When you are feeling stressed or anxious your thoughts might race, making it hard to slow down or focus on what you're doing. Although this is completely normal, it can feel really unsettling, as the content of those thoughts is likely to be negative or frightening, so it's a bit like watching a scary movie stuck on fast-forward... If this is a problem for you, here is a simple mindfulness meditation technique that can really help:
Mindfulness of breathing
1. First, make some quiet time for yourself – take 10 minutes out of your busy day, that to-do list can wait! Switch your phone to silent and make sure you won't be disturbed. Find a comfortable position, either cross-legged on a cushion on the floor, or sitting on a straight-backed chair. Make sure your spine, neck and head are in alignment – erect but not tense, so you are sitting with a sense of calm alertness.
2. Set a repeat timer on your phone to 5 minutes, then close your eyes and settle into your body. Do a quick scan of your whole body, from the tip of your toes to the top of your head, noticing any areas of tension and allowing those parts of the body to soften and relax. You can imagine breathing into the tense area, then releasing any tension on the out-breath.
3. Bring your attention to your breath, following the entire breath cycle as it travels into the nostrils, down the back of your throat, into the lungs, then back along the throat and out of your nose. Notice the way your chest and belly rise with each in-breath, then fall on the out-breath. Don't try to change or control the breath in any way, just let your body breathe itself – which it does every second of your life, whether you notice or not.

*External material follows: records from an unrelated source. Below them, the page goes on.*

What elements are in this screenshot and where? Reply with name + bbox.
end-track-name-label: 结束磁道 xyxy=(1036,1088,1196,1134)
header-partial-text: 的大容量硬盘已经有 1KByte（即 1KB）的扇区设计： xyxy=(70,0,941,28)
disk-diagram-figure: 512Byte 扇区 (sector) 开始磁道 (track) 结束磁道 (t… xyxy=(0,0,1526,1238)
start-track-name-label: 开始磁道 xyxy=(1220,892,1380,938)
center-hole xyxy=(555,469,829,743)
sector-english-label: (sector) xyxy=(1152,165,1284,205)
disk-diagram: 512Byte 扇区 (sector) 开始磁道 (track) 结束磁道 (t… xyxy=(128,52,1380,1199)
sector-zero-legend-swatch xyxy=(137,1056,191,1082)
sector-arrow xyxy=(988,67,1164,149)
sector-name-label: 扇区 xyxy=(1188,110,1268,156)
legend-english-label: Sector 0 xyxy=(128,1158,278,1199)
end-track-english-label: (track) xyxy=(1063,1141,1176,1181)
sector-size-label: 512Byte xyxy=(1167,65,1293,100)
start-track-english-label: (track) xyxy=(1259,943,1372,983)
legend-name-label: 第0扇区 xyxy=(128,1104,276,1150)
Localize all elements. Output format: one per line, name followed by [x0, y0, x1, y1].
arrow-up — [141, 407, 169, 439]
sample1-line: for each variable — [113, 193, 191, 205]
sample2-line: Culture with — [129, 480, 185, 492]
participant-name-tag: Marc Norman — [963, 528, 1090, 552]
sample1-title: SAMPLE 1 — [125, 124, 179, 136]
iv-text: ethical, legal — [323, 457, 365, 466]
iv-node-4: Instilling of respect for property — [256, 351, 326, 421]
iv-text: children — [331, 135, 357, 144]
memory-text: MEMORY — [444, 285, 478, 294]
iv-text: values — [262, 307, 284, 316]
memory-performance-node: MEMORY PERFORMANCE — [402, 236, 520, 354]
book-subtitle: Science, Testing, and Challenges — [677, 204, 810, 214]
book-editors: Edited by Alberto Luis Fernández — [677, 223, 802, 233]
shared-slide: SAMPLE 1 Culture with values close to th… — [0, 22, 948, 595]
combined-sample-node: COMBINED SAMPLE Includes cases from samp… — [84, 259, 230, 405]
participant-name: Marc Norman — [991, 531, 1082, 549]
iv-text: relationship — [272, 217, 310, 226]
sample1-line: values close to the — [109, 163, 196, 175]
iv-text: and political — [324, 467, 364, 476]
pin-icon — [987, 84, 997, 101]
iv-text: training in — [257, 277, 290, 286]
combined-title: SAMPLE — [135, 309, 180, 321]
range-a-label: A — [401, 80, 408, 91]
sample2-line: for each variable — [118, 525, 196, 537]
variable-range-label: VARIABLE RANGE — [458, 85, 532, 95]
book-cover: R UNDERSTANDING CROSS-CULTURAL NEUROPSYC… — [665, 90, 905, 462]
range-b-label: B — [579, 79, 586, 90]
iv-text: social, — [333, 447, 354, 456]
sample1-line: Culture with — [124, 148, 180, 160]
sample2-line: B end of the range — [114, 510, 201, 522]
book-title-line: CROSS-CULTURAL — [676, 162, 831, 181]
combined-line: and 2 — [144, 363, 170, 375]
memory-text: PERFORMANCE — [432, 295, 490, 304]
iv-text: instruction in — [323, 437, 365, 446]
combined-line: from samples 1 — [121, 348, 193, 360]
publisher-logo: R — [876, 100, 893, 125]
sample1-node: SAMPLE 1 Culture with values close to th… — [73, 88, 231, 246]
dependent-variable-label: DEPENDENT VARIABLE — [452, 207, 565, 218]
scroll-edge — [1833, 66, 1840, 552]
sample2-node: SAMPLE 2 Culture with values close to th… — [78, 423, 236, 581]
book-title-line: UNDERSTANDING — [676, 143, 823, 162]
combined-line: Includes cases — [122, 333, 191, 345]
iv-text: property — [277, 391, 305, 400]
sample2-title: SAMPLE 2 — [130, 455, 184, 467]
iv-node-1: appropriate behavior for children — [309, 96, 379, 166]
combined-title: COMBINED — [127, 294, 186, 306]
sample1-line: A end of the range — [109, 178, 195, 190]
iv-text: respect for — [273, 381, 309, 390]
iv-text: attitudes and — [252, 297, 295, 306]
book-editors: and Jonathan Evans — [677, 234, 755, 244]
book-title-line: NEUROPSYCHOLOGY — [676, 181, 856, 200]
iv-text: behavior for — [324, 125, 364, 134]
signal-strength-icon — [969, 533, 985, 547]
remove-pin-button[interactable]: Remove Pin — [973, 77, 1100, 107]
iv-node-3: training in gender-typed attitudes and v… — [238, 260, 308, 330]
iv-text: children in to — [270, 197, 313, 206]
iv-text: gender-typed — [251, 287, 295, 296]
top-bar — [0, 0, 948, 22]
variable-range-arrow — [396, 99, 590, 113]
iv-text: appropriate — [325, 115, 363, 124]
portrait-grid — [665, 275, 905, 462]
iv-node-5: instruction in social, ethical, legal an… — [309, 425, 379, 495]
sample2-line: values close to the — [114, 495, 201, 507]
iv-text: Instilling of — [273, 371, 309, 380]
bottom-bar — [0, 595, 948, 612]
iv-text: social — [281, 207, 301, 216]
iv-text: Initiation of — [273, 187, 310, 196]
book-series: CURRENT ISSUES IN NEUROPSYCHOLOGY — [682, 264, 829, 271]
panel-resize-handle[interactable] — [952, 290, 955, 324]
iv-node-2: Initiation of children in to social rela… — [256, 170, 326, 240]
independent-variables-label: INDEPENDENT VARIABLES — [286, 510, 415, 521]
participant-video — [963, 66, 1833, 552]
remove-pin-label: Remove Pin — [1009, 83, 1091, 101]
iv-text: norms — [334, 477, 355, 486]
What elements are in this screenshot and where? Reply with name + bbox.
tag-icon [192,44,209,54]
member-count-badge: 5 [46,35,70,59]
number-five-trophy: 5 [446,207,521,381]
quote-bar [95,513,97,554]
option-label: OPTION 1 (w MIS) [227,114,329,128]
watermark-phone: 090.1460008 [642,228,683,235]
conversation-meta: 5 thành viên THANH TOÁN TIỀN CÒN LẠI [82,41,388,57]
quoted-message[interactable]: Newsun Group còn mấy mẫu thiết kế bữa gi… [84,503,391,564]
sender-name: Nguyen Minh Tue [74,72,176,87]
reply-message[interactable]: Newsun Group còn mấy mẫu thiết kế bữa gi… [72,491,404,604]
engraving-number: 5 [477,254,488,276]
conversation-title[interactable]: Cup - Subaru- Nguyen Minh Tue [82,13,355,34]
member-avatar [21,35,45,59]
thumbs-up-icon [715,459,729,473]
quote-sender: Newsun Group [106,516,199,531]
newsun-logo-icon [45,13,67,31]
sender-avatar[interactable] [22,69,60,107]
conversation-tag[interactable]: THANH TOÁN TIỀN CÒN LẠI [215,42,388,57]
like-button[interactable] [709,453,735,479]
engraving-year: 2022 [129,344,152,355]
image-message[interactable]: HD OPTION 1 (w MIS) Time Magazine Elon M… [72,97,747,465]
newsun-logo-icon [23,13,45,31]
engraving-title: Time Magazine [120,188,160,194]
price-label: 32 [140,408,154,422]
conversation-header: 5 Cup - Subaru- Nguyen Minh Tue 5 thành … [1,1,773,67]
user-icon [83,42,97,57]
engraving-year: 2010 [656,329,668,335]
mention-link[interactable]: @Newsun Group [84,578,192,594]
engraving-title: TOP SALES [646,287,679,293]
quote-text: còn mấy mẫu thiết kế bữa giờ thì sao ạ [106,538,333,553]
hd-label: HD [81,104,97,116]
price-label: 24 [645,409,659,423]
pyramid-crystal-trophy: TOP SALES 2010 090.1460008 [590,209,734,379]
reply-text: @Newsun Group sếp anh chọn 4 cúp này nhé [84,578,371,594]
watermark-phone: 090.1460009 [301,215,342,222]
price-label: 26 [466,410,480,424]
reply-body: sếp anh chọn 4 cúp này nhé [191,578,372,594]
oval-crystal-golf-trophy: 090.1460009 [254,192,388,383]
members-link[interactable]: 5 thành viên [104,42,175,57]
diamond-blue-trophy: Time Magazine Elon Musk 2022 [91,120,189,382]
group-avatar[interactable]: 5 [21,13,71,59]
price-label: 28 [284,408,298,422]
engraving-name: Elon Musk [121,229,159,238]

4. Start counting after each breath cycle, beginning with 1 – so breathe in, out and mentally count 1; in, out, 2; in, out, 3 and so on until you reach 10. If you find yourself carried off by thoughts, that's fine – be kind and gentle with yourself, direct your attention back to the breath, then go back to 1.
5. If you find yourself counting 20, you have got distracted! Again, just go back to 1 and start again.
6. When you hear the first timer signalling 5 minutes, you can choose to continue counting, at the beginning of each breath cycle – so count 1, in, out; 2, in, out; 3, in, out and so on. Or, if your thoughts have settled and quietened down you can drop the counting and just focus on your breath.
7. When you hear the second timer, that's 10 minutes. Slowly open your eyes and gently move your body. Resume your day, carrying this calm, mindful attention into your next activity.